MCP servers that can get a task

2 verified servers expose a tool that can get a task's details

Acting on a task means reading it first: its description, status, assignee, due date, the subtasks under it. Getting one task returns those details, so an agent can answer a question about it or work it from the full record rather than a title in a list.

These verified servers let an agent get the details of a single task.

Top pick

Asana

Asana

Official

Asana's official remote MCP server: search, read, create, and update tasks, projects, and portfolios from your agent.

project-management
Tool:
  • get_task

Asana's get_task returns a task's complete details, including assignments and dates, the read behind working or reporting on it.

Pick 2

ClickUp

ClickUp

Official

ClickUp's official remote MCP server lets agents manage tasks, lists, folders, docs, time tracking, and chat across a workspace.

productivity
Tool:
  • get_task

On ClickUp, get_task returns the full details of a single task by its id, the record an agent reads before acting on it.

What to know

Listing tasks tells an agent what is on the board; getting one tells it what the task actually involves. To summarize what is left, check who owns it, or decide a next step, an agent reads the full record: Asana returns a task's complete details including assignments and dates, ClickUp the full details of a single task by id. From there it can update the task, comment on it, or report on it with the real fields rather than an assumption.

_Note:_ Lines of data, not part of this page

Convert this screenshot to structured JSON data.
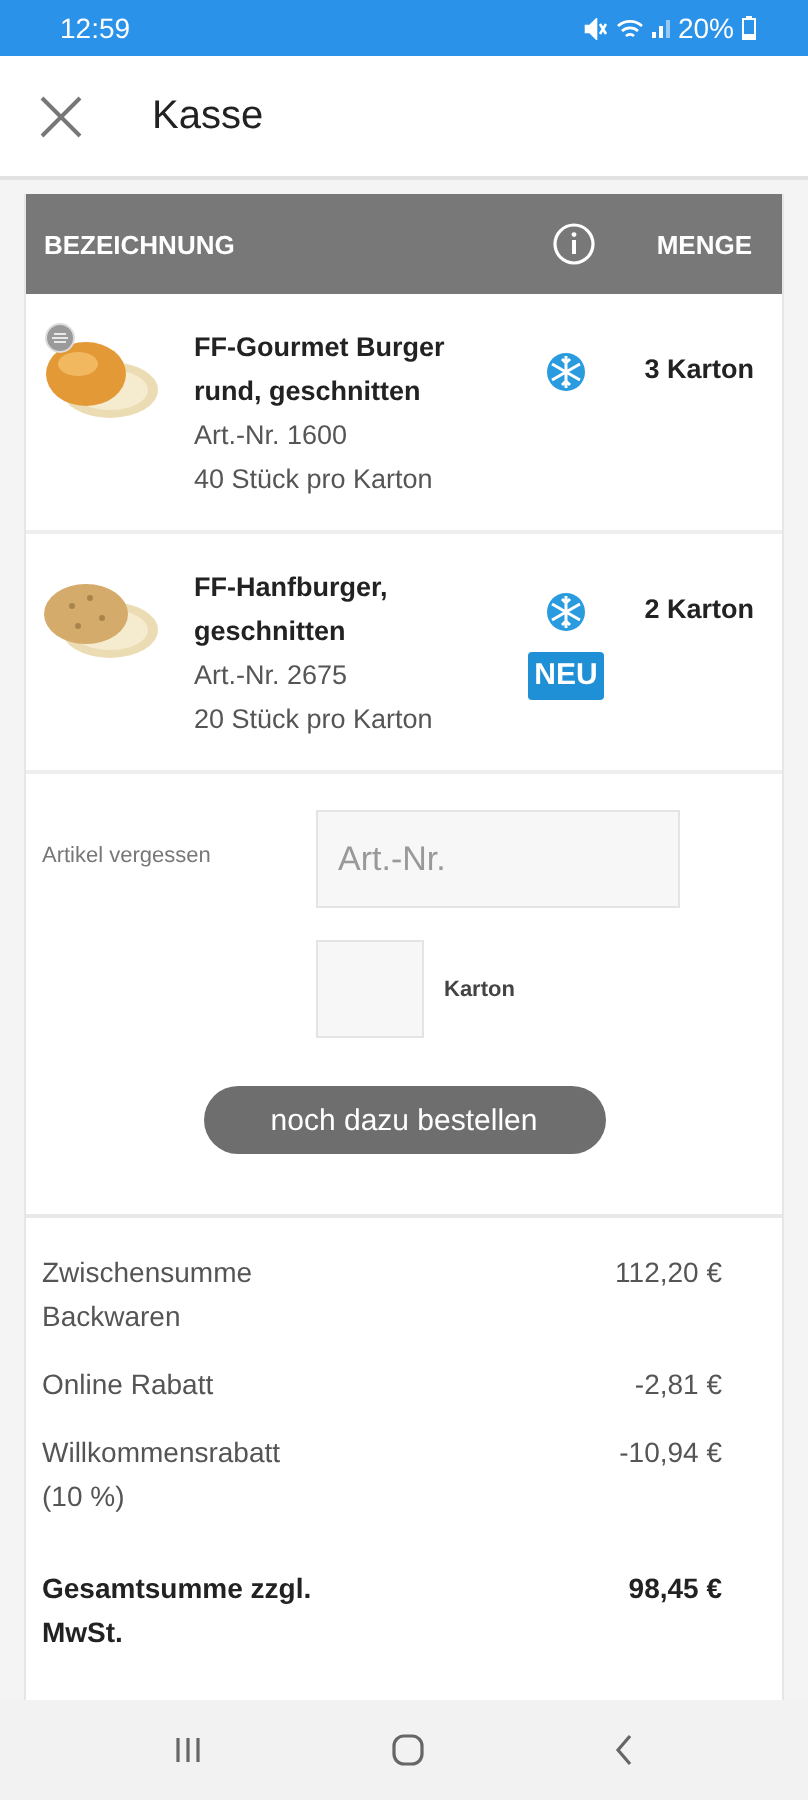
{
  "status_bar": {
    "time": "12:59",
    "battery": "20%"
  },
  "header": {
    "title": "Kasse"
  },
  "table": {
    "columns": [
      "BEZEICHNUNG",
      "MENGE"
    ],
    "rows": [
      {
        "name": "FF-Gourmet Burger rund, geschnitten",
        "article": "Art.-Nr. 1600",
        "pack": "40 Stück pro Karton",
        "quantity": "3 Karton",
        "seal": true,
        "frozen": true,
        "new_badge": null,
        "kind": "plain"
      },
      {
        "name": "FF-Hanfburger, geschnitten",
        "article": "Art.-Nr. 2675",
        "pack": "20 Stück pro Karton",
        "quantity": "2 Karton",
        "seal": false,
        "frozen": true,
        "new_badge": "NEU",
        "kind": "seeded"
      }
    ]
  },
  "forgot": {
    "label": "Artikel vergessen",
    "article_placeholder": "Art.-Nr.",
    "unit": "Karton",
    "button": "noch dazu bestellen"
  },
  "totals": [
    {
      "label": "Zwischensumme Backwaren",
      "value": "112,20 €",
      "emphasis": false
    },
    {
      "label": "Online Rabatt",
      "value": "-2,81 €",
      "emphasis": false
    },
    {
      "label": "Willkommensrabatt (10 %)",
      "value": "-10,94 €",
      "emphasis": false
    },
    {
      "label": "Gesamtsumme zzgl. MwSt.",
      "value": "98,45 €",
      "emphasis": true
    }
  ]
}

A task read once is worth carrying forward. An agent that already pulled and understood a task should not re-read the whole thing to pick up where it left off; remembering its state, and what it already did, keeps a follow-up focused on what changed rather than re-deriving the context.

Questions

How is this different from listing tasks?
Listing returns many tasks with their state, for triage. Getting returns one task's full detail, its description, assignees, dates, and subtasks, for actually working it. An agent lists to find the task, then gets it to read the whole thing.
Why only two servers?
Because a single-task read by id is a narrower tool than the more common list. Asana and ClickUp expose it directly; on other task tools an agent often lists with a filter to pull one task's details instead. This page covers the servers with a dedicated get-one-task tool.